The secret reason for the doves' special status was that they were beloved of his son, who had finally stopped Tony from releasing them at weddings for a hundred fifty dollars a pop. Tony had thought it made a good side business; why not make some money to pay for the seed and medicines, plus keep the birds in shape during the off-season? And it made Tony happy to see the brides, whose hearts lifted at the flock of doves taking off outside the church, since you couldn't throw rice anymore. It reminded his heart of his own wedding day, less grand than theirs, though such things didn't matter when it came to love. But his son had hated the whole idea. They're not trained monkeys, Frank had said. They're athletes.
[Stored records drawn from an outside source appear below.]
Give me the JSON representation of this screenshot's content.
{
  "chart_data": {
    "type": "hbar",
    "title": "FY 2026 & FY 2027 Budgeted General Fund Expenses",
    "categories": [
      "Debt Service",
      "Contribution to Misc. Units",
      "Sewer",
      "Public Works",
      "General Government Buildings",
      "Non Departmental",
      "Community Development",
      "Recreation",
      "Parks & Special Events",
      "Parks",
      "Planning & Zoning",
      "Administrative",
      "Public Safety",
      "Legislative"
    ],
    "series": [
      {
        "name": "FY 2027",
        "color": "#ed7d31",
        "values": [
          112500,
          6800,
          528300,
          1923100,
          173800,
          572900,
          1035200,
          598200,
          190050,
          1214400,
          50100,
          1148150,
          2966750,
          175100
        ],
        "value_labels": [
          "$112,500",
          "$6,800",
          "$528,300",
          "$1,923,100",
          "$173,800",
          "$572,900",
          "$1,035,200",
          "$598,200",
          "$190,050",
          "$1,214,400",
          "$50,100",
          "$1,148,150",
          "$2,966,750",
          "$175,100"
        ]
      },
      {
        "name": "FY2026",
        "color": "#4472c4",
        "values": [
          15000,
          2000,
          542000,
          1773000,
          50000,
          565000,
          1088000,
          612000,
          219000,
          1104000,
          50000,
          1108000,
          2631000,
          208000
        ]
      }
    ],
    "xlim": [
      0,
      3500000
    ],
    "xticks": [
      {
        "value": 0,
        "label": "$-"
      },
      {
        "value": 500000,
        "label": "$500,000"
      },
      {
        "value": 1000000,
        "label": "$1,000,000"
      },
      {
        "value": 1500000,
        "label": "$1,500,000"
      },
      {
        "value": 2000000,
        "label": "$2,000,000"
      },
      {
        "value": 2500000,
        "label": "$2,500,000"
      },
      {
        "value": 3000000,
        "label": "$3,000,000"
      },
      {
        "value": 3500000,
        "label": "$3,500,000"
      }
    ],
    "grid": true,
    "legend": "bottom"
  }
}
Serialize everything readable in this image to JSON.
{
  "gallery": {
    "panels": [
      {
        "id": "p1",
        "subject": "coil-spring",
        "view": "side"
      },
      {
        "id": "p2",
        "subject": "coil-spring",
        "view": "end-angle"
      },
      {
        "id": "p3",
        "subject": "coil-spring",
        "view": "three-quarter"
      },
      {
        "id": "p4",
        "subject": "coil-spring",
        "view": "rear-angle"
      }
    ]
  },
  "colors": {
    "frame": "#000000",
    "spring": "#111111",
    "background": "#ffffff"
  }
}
So Tony had relented. "Mi dispiace," he whispered again, this time to his son. But Tony couldn't think about Frank now. It would hurt too much, and he had birds to feed. He shuffled down the skinny aisle, and his old sneakers, their soles worn flat, made a swishing sound on the whitewash of the plywood floor. The floor had held up okay, unlike the screen door; Tony had built the loft himself when he first came to America from Abruzzo, sixty years ago. The loft measured thirty feet long, with the single door in the middle opening onto a skinny aisle that ran the short length of the building. It occupied all of Tony's backyard, as if the loft and yard were nesting boxes. Off the aisle of the loft were three large chicken wire cages lined with box perches. The aisle ended in a crammed feed room, the seed kept safe from rats in a trash can, and there was a bookshelf holding antibiotics, lice sprays, vitamins, and other supplies, all labels out, in clean white shelves.